A disparidade de efectivos era enorme. No entanto, Nun’Álvares insistiu em dar batalha, no lugar dos Atoleiros. E obteve uma vitória rápida e estrondosa. E é aqui que chegamos ao que eu queria dizer desde o princípio.
Ele venceu porque, contra a cavalaria de Castela, opôs uma espécie de «quadrado» de infantaria, em que a vanguarda estava guarnecida por lanças cravadas no solo e, logo atrás, por uma linha de besteiros e fundibulários. Os ginetes castelhanos começaram a ser abatidos por projécteis antes mesmo de chegarem ao contacto directo com o inimigo e depois os cavalos eram trespassados pelas lanças da vanguarda portuguesa. Sem entrar em pormenores: os invasores sofreram 120 baixas, os defensores nem uma só.

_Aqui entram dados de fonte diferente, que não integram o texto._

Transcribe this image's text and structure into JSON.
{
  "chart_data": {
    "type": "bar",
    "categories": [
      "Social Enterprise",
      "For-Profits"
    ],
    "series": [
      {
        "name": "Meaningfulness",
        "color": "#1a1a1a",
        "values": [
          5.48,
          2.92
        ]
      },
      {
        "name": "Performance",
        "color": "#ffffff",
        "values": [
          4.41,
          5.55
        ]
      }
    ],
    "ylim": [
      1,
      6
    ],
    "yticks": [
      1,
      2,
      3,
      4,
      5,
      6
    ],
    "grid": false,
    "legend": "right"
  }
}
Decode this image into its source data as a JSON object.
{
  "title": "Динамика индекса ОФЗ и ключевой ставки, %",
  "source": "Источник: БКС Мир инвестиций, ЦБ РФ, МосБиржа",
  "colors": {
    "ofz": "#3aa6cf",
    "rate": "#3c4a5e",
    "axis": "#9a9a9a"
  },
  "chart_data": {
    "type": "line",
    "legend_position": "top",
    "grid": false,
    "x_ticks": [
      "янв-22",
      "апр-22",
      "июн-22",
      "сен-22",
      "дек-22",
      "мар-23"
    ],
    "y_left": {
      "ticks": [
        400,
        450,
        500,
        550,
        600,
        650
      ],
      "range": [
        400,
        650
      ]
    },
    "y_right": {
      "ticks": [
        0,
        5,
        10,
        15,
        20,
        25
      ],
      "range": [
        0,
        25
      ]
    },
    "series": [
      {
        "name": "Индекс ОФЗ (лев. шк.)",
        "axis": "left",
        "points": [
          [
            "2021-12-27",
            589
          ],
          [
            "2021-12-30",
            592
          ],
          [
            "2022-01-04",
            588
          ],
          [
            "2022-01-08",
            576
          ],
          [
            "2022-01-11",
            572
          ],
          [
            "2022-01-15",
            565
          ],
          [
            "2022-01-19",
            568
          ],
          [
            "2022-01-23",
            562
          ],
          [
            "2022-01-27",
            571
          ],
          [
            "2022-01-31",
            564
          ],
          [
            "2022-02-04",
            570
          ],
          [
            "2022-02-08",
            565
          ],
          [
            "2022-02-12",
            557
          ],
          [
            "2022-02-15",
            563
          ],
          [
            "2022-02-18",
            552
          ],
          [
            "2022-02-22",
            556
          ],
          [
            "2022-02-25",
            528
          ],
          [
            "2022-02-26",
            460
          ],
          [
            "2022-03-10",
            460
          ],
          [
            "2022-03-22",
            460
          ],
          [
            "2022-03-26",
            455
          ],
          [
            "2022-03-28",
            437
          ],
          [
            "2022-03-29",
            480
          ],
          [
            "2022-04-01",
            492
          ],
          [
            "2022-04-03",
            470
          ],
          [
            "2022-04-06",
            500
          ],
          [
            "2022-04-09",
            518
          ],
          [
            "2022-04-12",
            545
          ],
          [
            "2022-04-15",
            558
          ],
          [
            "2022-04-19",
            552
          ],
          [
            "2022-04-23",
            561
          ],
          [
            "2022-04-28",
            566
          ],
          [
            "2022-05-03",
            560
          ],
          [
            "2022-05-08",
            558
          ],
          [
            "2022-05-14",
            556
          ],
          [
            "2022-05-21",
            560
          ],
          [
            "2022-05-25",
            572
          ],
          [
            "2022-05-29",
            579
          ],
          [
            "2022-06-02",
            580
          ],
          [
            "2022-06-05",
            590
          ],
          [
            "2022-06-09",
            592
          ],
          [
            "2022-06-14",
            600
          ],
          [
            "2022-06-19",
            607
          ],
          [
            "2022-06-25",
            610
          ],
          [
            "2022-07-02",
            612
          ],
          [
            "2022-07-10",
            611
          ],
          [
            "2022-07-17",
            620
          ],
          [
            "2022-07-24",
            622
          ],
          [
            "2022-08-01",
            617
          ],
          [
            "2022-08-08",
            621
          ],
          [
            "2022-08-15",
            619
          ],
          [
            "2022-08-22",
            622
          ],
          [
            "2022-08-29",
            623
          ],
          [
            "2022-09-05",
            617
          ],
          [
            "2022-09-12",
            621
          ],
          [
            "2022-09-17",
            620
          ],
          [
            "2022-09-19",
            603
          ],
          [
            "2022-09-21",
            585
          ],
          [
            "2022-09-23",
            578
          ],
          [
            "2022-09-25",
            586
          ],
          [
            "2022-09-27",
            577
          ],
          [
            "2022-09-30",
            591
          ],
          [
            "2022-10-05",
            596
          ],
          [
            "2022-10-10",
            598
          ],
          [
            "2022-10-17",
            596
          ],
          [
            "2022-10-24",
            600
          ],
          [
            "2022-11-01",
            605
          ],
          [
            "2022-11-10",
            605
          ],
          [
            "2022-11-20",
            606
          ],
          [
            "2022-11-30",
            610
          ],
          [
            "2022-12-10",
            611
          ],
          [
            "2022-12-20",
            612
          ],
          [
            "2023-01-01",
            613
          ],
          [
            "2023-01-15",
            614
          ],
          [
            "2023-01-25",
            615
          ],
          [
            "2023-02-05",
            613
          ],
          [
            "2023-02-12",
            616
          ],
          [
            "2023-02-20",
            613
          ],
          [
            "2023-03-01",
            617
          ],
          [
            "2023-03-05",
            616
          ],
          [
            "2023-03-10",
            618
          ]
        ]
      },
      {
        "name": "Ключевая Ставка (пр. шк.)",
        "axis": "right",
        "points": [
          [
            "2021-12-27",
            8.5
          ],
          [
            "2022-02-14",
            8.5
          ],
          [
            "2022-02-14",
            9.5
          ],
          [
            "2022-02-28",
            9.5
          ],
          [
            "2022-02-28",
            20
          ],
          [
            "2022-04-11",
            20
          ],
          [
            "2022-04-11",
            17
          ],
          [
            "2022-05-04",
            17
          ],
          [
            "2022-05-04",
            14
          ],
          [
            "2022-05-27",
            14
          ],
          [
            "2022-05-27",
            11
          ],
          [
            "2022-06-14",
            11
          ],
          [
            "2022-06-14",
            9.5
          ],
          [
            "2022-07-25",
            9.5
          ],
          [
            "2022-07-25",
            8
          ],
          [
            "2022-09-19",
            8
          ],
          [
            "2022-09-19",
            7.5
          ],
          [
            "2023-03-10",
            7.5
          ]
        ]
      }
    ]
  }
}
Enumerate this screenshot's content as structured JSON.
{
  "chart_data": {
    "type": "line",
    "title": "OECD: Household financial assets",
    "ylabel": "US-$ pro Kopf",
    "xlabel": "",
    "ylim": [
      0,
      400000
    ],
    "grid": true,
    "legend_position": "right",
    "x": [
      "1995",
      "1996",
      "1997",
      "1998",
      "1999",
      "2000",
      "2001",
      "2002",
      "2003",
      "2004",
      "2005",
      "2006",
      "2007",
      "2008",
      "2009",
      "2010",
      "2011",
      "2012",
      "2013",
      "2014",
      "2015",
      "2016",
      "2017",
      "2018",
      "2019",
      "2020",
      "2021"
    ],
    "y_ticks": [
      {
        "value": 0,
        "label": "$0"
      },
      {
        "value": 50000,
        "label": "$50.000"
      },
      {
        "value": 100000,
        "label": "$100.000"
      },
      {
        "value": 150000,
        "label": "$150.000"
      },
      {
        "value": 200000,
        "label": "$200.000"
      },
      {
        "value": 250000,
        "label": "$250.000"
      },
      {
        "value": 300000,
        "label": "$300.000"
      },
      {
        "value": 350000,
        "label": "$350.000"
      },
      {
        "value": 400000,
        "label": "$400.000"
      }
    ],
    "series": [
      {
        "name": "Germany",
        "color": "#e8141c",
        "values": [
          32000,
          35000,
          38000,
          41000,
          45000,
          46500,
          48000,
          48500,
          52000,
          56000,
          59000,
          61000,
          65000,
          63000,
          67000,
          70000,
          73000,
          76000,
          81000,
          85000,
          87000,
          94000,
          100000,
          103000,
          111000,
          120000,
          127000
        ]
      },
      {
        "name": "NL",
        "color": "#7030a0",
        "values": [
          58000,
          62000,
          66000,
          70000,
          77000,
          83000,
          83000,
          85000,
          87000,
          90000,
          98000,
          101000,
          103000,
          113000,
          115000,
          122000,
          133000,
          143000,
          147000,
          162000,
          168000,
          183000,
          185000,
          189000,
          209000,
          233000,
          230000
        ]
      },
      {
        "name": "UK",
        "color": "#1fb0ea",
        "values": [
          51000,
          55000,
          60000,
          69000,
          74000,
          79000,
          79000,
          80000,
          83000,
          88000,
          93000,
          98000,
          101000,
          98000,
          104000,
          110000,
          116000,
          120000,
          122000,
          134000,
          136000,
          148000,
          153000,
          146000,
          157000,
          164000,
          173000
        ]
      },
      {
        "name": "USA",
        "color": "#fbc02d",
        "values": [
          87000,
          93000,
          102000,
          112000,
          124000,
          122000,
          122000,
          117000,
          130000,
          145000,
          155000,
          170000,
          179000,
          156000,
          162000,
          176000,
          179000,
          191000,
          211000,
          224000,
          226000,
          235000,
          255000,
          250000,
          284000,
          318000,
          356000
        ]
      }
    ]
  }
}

Ora bem: esta foi a primeira vez que tal aconteceu em Portugal. Como diz Fernão Lopes, «este Nun’Álvares foi o primeiro que da memória dos homens (…) pôs batalha pé terra em Portugal e a venceu». A táctica seria repetida em Aljubarrota e Valverde. Em Trancoso, vitória em que o Condestável não participou, também se formou quadrado — porque um dos comandantes portugueses estivera nos Atoleiros.
Se a esta estreia táctica juntarmos o enorme efeito moral produzido no campo português e o fim da invasão do Alentejo, concluiremos, penso, que esta é uma batalha a não esquecer.